Common to all proposals is that they would be more effective with some degree of coordination, at least within Europe. This will be used by nationalists and eurosceptics, but also by opponents of progressive income redistribution and climate-change deniers, as a reason to rule them out. But the European treaty requires national policymakers to see economic policy as a matter of common interest. Such policy coordination is what meetings of the ECOFIN Council (of finance ministers) and the European Council (of heads of government), guided by a Commission that watches over the wider European interest, are supposed to deliver.

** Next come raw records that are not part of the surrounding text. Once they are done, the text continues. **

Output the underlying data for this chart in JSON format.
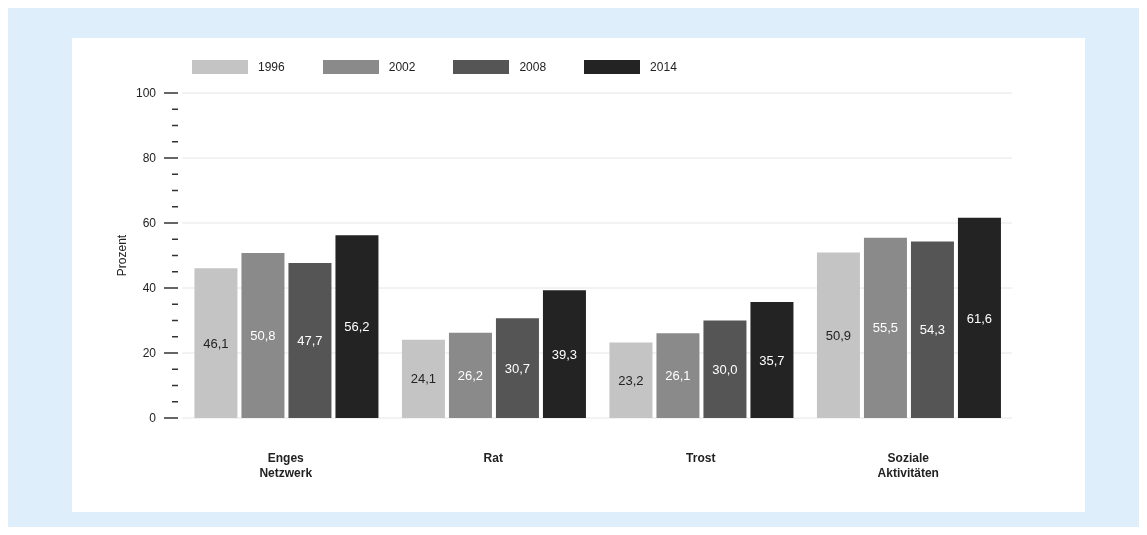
{
  "chart_data": {
    "type": "bar",
    "ylabel": "Prozent",
    "categories": [
      "Enges\nNetzwerk",
      "Rat",
      "Trost",
      "Soziale\nAktivitäten"
    ],
    "series": [
      {
        "name": "1996",
        "color": "#c4c4c4",
        "values": [
          46.1,
          24.1,
          23.2,
          50.9
        ],
        "value_labels": [
          "46,1",
          "24,1",
          "23,2",
          "50,9"
        ]
      },
      {
        "name": "2002",
        "color": "#8a8a8a",
        "values": [
          50.8,
          26.2,
          26.1,
          55.5
        ],
        "value_labels": [
          "50,8",
          "26,2",
          "26,1",
          "55,5"
        ]
      },
      {
        "name": "2008",
        "color": "#555555",
        "values": [
          47.7,
          30.7,
          30.0,
          54.3
        ],
        "value_labels": [
          "47,7",
          "30,7",
          "30,0",
          "54,3"
        ]
      },
      {
        "name": "2014",
        "color": "#232323",
        "values": [
          56.2,
          39.3,
          35.7,
          61.6
        ],
        "value_labels": [
          "56,2",
          "39,3",
          "35,7",
          "61,6"
        ]
      }
    ],
    "ylim": [
      0,
      100
    ],
    "yticks": [
      0,
      {
        "value": 5,
        "label": null
      },
      {
        "value": 10,
        "label": null
      },
      {
        "value": 15,
        "label": null
      },
      20,
      {
        "value": 25,
        "label": null
      },
      {
        "value": 30,
        "label": null
      },
      {
        "value": 35,
        "label": null
      },
      40,
      {
        "value": 45,
        "label": null
      },
      {
        "value": 50,
        "label": null
      },
      {
        "value": 55,
        "label": null
      },
      60,
      {
        "value": 65,
        "label": null
      },
      {
        "value": 70,
        "label": null
      },
      {
        "value": 75,
        "label": null
      },
      80,
      {
        "value": 85,
        "label": null
      },
      {
        "value": 90,
        "label": null
      },
      {
        "value": 95,
        "label": null
      },
      100
    ],
    "grid": "y",
    "legend": "top left"
  }
}
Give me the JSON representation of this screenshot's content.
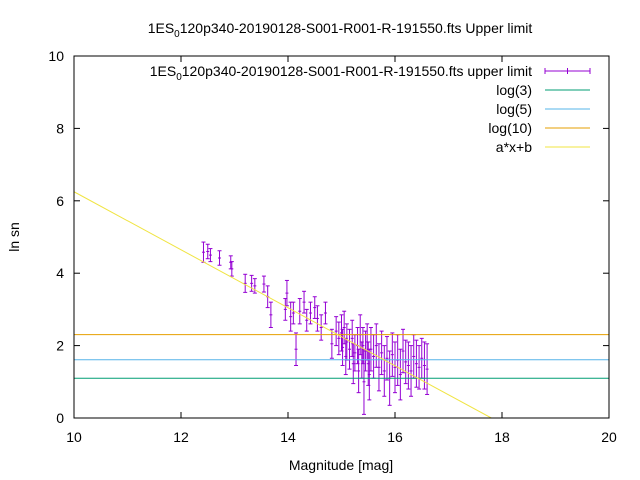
{
  "chart_data": {
    "type": "scatter",
    "title": "1ES_0120p340-20190128-S001-R001-R-191550.fts Upper limit",
    "xlabel": "Magnitude [mag]",
    "ylabel": "ln sn",
    "xlim": [
      10,
      20
    ],
    "ylim": [
      0,
      10
    ],
    "xticks": [
      "10",
      "12",
      "14",
      "16",
      "18",
      "20"
    ],
    "yticks": [
      "0",
      "2",
      "4",
      "6",
      "8",
      "10"
    ],
    "grid": false,
    "legend_position": "top-right",
    "series": [
      {
        "name": "1ES_0120p340-20190128-S001-R001-R-191550.fts upper limit",
        "kind": "errorbars",
        "color": "#9400d3",
        "points": [
          [
            12.42,
            4.58,
            0.28
          ],
          [
            12.5,
            4.6,
            0.2
          ],
          [
            12.55,
            4.5,
            0.18
          ],
          [
            12.72,
            4.42,
            0.2
          ],
          [
            12.93,
            4.3,
            0.18
          ],
          [
            12.95,
            4.12,
            0.2
          ],
          [
            13.2,
            3.72,
            0.25
          ],
          [
            13.32,
            3.72,
            0.22
          ],
          [
            13.38,
            3.65,
            0.2
          ],
          [
            13.55,
            3.7,
            0.22
          ],
          [
            13.62,
            3.35,
            0.3
          ],
          [
            13.68,
            2.85,
            0.35
          ],
          [
            13.95,
            3.0,
            0.3
          ],
          [
            13.98,
            3.45,
            0.35
          ],
          [
            14.05,
            2.8,
            0.4
          ],
          [
            14.1,
            2.9,
            0.3
          ],
          [
            14.15,
            1.9,
            0.45
          ],
          [
            14.22,
            2.95,
            0.35
          ],
          [
            14.3,
            3.2,
            0.3
          ],
          [
            14.35,
            2.7,
            0.3
          ],
          [
            14.42,
            2.9,
            0.3
          ],
          [
            14.5,
            3.05,
            0.3
          ],
          [
            14.55,
            2.75,
            0.35
          ],
          [
            14.62,
            2.5,
            0.35
          ],
          [
            14.7,
            2.9,
            0.3
          ],
          [
            14.82,
            2.05,
            0.4
          ],
          [
            14.9,
            2.4,
            0.4
          ],
          [
            14.95,
            2.2,
            0.45
          ],
          [
            15.0,
            2.35,
            0.5
          ],
          [
            15.02,
            1.95,
            0.5
          ],
          [
            15.05,
            2.5,
            0.45
          ],
          [
            15.08,
            1.7,
            0.5
          ],
          [
            15.1,
            2.1,
            0.5
          ],
          [
            15.15,
            1.9,
            0.55
          ],
          [
            15.2,
            2.2,
            0.5
          ],
          [
            15.22,
            1.5,
            0.55
          ],
          [
            15.25,
            1.8,
            0.5
          ],
          [
            15.3,
            2.0,
            0.5
          ],
          [
            15.32,
            1.3,
            0.6
          ],
          [
            15.35,
            2.3,
            0.55
          ],
          [
            15.38,
            1.6,
            0.5
          ],
          [
            15.4,
            2.0,
            0.5
          ],
          [
            15.42,
            1.0,
            0.9
          ],
          [
            15.45,
            1.85,
            0.55
          ],
          [
            15.48,
            2.1,
            0.5
          ],
          [
            15.5,
            1.5,
            0.6
          ],
          [
            15.52,
            1.2,
            0.7
          ],
          [
            15.55,
            1.9,
            0.6
          ],
          [
            15.6,
            1.7,
            0.6
          ],
          [
            15.65,
            2.0,
            0.6
          ],
          [
            15.7,
            1.4,
            0.65
          ],
          [
            15.75,
            1.8,
            0.6
          ],
          [
            15.8,
            1.3,
            0.7
          ],
          [
            15.85,
            1.65,
            0.6
          ],
          [
            15.9,
            1.1,
            0.75
          ],
          [
            15.95,
            1.75,
            0.6
          ],
          [
            16.0,
            1.4,
            0.7
          ],
          [
            16.05,
            1.6,
            0.7
          ],
          [
            16.1,
            1.2,
            0.7
          ],
          [
            16.15,
            1.85,
            0.6
          ],
          [
            16.2,
            1.55,
            0.6
          ],
          [
            16.25,
            1.45,
            0.65
          ],
          [
            16.3,
            1.3,
            0.7
          ],
          [
            16.35,
            1.7,
            0.6
          ],
          [
            16.4,
            1.5,
            0.65
          ],
          [
            16.45,
            1.4,
            0.6
          ],
          [
            16.5,
            1.65,
            0.55
          ],
          [
            16.55,
            1.45,
            0.65
          ],
          [
            16.6,
            1.35,
            0.7
          ]
        ]
      },
      {
        "name": "log(3)",
        "kind": "hline",
        "value": 1.0986,
        "color": "#009e73"
      },
      {
        "name": "log(5)",
        "kind": "hline",
        "value": 1.6094,
        "color": "#56b4e9"
      },
      {
        "name": "log(10)",
        "kind": "hline",
        "value": 2.3026,
        "color": "#e69f00"
      },
      {
        "name": "a*x+b",
        "kind": "line",
        "color": "#f0e442",
        "x": [
          10,
          17.8
        ],
        "y": [
          6.25,
          0
        ]
      }
    ]
  }
}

ECOFIN meets as I write, the European Council at the end of this month. Europe’s citizens are watching and expecting policy decisions that are economically rational and, at the same time, embark on the task of redressing the social imbalances of the previous, failed growth model. Working families have already paid a high price for the failings of others. It is high time that a signal is sent that the ‘high net worth individuals’ that benefited from the previous skewed growth regime and then from taxpayer-financed bail-outs and support measures will be made to foot their fair share of the bill.
My concern is that there is already too much liquidity in the markets. Given the availability of so much low-interest (free?) credit, oil prices are rising stupidly and other basic resources also. And, of course, in such an artificial marketplace surely any fool can win? (And even they lose, with credit costs so low, they could easily take a failure or two). Hence the current huge banking bonuses (for easy earnings, using other people’s money).
How to deal with that via interest rates is an impossible question. What the EU needs – but lacks the guts to promote – are EU-wide fiscal powers.